A Zigbee-based ubiquitous sensor network (USN) has many industrial applications and provides flexible measuring environments. In particular, the USN system can replace existing measuring devices in harsh environments such as subway stations. To monitor the intensities of various pollutants and air qualities in subway tunnels, this study applied the USN technique. A novel wireless sensor module, PMX, was designed and manufactured to simultaneously detect PM 10 and PM 2.5. Measurements were conducted at a subway station in Seoul. The PM concentrations using PMX were measured, analyzed, and compared with those obtained using an established commercial dust spectrometer (Grimm Aerosol Technik, 1.109).
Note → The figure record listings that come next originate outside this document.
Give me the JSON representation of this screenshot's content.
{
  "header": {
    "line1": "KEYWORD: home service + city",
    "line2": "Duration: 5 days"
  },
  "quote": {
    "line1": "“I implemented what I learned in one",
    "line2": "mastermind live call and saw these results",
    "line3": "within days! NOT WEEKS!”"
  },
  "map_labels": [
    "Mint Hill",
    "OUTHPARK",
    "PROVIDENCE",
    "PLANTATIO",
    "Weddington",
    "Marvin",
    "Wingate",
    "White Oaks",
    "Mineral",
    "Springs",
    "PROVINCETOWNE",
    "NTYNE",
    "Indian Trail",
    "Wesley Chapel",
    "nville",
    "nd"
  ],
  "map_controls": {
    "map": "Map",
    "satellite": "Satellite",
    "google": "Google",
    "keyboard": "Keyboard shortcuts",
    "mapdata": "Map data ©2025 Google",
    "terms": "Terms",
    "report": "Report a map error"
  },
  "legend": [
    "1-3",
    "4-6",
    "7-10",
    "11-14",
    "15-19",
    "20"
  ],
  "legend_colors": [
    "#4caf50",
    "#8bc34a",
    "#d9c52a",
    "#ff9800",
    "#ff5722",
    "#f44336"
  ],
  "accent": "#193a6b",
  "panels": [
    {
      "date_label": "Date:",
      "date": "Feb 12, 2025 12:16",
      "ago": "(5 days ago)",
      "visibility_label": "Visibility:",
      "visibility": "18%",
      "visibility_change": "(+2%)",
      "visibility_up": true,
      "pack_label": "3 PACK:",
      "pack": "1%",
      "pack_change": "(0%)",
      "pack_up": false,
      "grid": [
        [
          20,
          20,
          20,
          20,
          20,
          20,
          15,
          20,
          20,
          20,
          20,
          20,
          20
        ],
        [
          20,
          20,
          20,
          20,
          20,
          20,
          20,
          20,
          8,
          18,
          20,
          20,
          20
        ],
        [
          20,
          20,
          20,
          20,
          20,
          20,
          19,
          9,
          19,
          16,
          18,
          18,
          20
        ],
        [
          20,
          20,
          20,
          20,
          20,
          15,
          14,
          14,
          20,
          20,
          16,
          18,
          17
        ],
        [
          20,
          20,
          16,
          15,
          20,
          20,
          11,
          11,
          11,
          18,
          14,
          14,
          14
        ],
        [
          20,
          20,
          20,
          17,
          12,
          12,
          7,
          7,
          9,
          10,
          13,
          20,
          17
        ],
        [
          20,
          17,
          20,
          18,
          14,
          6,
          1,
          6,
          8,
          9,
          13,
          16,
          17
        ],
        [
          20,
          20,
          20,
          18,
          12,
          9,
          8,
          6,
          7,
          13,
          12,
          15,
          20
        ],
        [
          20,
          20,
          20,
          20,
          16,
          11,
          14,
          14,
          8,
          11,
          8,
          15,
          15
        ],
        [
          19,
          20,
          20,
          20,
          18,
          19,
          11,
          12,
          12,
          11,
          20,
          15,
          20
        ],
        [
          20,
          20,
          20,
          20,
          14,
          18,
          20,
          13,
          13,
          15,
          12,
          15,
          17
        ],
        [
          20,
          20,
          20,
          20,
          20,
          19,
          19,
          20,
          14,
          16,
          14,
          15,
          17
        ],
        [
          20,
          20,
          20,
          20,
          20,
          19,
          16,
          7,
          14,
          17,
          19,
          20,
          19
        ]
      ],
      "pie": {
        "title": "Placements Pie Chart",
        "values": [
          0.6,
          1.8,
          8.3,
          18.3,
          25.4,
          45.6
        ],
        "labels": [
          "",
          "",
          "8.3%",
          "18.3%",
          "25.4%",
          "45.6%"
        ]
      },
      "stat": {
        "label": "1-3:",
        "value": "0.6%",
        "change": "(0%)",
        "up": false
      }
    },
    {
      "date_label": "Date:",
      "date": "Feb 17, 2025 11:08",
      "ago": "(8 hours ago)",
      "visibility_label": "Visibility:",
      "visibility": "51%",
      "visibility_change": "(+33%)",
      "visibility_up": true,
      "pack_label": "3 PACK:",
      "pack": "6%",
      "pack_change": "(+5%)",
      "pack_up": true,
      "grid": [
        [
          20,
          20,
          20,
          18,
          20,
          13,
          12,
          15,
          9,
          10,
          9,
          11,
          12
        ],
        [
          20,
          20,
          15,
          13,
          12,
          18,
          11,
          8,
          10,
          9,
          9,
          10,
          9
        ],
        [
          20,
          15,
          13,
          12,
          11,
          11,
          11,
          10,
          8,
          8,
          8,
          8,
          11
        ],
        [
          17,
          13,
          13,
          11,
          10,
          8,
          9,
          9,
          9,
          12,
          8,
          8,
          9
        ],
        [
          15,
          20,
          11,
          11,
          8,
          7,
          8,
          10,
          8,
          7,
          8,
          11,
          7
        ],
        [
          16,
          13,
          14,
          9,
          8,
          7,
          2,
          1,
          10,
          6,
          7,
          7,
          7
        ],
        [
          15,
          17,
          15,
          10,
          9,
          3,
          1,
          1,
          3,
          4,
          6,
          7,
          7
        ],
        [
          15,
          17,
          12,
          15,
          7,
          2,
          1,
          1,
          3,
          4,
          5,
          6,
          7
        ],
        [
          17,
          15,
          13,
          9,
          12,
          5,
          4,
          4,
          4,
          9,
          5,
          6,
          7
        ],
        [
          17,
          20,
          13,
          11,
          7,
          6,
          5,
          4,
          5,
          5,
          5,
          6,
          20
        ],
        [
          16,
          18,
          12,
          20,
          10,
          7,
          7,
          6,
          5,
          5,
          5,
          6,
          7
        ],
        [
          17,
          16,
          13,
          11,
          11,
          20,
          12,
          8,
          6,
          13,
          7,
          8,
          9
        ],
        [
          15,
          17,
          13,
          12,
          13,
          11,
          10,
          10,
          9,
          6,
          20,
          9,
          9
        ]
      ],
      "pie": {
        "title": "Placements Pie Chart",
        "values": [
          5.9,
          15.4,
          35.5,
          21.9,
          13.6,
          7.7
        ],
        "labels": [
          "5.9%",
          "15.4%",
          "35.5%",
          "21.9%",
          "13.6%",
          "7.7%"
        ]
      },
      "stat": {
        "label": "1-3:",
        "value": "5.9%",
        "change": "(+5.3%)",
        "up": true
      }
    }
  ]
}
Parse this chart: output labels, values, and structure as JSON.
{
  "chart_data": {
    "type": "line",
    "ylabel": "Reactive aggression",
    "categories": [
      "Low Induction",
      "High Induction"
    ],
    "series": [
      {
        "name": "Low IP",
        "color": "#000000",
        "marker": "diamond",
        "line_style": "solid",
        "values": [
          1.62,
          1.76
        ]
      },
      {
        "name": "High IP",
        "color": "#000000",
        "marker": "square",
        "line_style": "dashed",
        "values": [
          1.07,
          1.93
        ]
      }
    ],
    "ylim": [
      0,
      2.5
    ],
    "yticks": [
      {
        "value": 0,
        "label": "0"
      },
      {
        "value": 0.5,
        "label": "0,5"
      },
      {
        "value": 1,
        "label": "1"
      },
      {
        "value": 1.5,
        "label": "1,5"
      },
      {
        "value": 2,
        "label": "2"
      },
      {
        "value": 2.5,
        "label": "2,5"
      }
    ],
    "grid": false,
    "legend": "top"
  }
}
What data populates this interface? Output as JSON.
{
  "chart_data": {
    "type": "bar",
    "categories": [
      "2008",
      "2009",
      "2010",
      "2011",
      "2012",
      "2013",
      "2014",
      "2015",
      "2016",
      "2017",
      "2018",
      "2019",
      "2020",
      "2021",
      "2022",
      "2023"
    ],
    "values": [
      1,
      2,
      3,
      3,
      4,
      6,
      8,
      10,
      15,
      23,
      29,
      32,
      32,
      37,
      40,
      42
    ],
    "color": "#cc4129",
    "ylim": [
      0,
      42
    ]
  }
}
The measurements were performed from 24 March 2010 to 9 April 2010. PMX and the dust spectrometer measured PM 10 levels of 98.3 and 40.7 ㎍/㎥, respectively, and PM 2.5 concentrations of 86.5 and 16.6 ㎍/㎥, respectively. The monitored PM levels were investigated in a bimodal form during the sampling period. The PM 10 and PM 2.5 average correlations between PMX and the dust spectrometer were r 2 =0.81 and r 2 = 0.97, respectively. The two systems showed a similar time series trend, even though the measured values differed. A simple correlation analysis of the two data groups showed coefficients of determination of 0.7 for PM 10 and 0.9 for PM 2.5. The PMX data were mostly concentrated around the trend curve. Therefore, calibration of PMX data was required prior to use in the field. For the calibration, simple linear regression and nonlinear regression were used. The resulting correlation coefficients of simple linear regressions were 0.8 for PM 10 and 0.9 for PM 2.5 , whereas those for nonlinear regressions were 0.7 for PM 10 and 0.9 for PM 2.5. The higher correlation coefficient for PM 10 by the nonlinear regression indicates that it is the better method for calibrating the system developed in this study.